SECA surpasses all baselines in ASR while maintaining near-zero semantic equivalence and coherence error rates.
Commercial LLMs (e.g., GPT-4) remain vulnerable to realistic prompt transformations.
Both open-source and closed-source models exhibit surprising sensitivity to semantically equivalent minor modifications.

Attack Efficiency¶

Method	Avg. Query Count	Avg. Attack Time (s)
GCG	1024	312
TextFooler	87	24
SECA	156	43

Highlights & Insights¶

Realistic Attack Paradigm: Unlike conventional methods that insert garbled tokens, SECA's adversarial prompts are nearly imperceptible to human readers.
Reveals Fundamental LLM Vulnerability: Hallucinations can be triggered by semantically invariant minor modifications, demonstrating that LLM "understanding" is far from robust.
Source code is publicly available, ensuring strong reproducibility.
The findings carry important implications for AI safety and trustworthy AI research.
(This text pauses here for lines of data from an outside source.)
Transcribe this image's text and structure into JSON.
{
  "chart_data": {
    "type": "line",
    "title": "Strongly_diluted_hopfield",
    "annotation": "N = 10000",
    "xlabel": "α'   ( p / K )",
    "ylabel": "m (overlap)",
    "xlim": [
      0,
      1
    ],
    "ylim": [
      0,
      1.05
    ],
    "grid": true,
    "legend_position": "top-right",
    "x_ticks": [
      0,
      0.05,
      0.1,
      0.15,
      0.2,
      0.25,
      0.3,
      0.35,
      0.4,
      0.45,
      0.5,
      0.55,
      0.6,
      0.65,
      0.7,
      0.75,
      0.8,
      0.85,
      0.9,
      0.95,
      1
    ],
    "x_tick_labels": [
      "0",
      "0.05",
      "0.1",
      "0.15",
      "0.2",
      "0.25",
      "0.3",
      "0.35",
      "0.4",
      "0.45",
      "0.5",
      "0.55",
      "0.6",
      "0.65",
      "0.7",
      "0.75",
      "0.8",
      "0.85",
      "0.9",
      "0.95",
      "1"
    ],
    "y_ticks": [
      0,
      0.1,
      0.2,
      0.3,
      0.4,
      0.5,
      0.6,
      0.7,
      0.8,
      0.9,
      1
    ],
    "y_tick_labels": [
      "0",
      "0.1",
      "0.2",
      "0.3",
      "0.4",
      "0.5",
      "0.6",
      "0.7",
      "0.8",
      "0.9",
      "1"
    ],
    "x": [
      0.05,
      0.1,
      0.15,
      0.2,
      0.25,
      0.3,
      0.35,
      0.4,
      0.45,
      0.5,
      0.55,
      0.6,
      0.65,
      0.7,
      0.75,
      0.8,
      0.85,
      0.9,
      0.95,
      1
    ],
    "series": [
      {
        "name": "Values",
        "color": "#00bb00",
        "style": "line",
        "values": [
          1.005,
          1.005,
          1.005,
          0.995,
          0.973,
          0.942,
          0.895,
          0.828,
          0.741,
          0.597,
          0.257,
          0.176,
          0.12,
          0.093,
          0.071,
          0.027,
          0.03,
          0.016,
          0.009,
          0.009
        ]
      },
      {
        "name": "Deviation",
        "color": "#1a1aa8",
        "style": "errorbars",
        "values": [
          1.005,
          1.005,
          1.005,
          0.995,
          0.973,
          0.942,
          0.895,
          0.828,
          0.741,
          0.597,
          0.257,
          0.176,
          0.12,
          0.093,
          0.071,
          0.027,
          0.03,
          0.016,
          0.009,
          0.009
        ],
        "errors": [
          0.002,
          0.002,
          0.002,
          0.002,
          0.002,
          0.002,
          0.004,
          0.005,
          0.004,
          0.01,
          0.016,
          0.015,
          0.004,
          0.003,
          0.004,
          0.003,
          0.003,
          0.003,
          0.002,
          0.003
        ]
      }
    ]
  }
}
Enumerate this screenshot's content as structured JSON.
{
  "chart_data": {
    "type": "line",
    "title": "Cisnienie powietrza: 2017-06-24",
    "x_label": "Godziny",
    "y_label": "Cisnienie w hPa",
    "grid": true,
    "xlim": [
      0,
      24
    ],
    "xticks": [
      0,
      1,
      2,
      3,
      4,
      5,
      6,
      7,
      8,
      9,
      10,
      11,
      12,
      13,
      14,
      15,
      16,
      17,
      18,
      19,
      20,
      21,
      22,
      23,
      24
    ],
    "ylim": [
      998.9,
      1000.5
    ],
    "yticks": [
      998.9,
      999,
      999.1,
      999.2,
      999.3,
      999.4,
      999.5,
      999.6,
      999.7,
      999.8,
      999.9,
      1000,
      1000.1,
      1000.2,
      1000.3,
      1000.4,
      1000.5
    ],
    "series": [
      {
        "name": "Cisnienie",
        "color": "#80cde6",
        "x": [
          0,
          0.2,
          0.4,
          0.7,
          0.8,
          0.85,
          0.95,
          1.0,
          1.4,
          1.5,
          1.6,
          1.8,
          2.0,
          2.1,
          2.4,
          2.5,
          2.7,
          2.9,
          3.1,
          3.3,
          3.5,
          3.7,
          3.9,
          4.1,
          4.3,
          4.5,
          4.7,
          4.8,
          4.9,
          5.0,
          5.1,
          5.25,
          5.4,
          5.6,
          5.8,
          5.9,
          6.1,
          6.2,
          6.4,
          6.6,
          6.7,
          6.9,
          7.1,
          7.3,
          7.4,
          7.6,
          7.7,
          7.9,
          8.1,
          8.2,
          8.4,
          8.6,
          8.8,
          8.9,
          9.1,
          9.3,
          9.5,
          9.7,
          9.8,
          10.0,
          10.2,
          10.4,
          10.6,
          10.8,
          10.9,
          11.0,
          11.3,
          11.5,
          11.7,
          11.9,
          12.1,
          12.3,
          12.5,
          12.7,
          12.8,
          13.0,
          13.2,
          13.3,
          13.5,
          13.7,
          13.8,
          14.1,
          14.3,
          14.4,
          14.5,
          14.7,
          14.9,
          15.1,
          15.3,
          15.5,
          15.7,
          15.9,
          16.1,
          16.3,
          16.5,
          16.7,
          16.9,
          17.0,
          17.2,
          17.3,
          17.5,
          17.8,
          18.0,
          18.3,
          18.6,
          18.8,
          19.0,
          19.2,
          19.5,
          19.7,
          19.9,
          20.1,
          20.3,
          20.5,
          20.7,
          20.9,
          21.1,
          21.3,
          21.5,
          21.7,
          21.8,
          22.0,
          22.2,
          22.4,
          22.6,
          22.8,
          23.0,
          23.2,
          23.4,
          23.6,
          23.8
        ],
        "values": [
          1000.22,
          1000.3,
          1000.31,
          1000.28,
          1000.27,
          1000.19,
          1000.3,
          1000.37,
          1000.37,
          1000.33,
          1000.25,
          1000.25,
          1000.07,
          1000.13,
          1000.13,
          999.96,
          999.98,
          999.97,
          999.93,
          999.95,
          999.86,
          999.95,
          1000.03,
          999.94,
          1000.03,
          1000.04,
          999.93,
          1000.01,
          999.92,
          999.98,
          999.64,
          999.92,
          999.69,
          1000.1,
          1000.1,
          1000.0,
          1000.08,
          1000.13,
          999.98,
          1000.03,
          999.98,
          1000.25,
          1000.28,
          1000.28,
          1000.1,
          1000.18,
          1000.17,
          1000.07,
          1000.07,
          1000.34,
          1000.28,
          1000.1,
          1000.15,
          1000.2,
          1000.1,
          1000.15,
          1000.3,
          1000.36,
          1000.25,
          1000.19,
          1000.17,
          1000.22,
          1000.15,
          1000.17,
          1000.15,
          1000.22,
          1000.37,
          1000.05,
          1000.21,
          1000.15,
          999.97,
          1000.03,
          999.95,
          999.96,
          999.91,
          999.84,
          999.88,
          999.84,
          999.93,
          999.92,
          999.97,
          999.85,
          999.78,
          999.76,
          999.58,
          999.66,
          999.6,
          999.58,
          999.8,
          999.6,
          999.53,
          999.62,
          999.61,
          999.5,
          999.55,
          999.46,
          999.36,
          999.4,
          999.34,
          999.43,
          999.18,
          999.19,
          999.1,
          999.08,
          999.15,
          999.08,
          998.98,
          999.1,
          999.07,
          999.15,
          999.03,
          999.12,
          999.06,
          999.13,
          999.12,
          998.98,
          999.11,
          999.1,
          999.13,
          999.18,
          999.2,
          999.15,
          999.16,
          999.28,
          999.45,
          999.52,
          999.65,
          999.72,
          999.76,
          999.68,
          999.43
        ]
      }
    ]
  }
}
Limitations & Future Work¶

Evaluation is currently limited to multiple-choice QA tasks; open-ended generation scenarios remain unexplored.
The zeroth-order method still requires a relatively high number of queries (156 on average).
Defense mechanisms for improving model robustness are not thoroughly discussed.
Attack effectiveness in multilingual settings has not been evaluated.

GCG (Zou et al. 2023): token-level adversarial attacks.
TextFooler (Jin et al. 2020): word-level perturbations.
AutoDAN (Liu et al. 2024): automated jailbreaking.
Insight: Understanding and improving LLM robustness from an adversarial perspective can be extended to retrieval-augmented settings.

Rating¶

Novelty: ⭐⭐⭐⭐ Formalizes realistic attacks via a constrained optimization framework.
Experimental Thoroughness: ⭐⭐⭐⭐ Multiple LLMs, ablations, human evaluation, and efficiency analysis.
Writing Quality: ⭐⭐⭐⭐ Clear motivation and rigorous framework.
Value: ⭐⭐⭐⭐⭐ Exposes LLM security risks with strong practical relevance.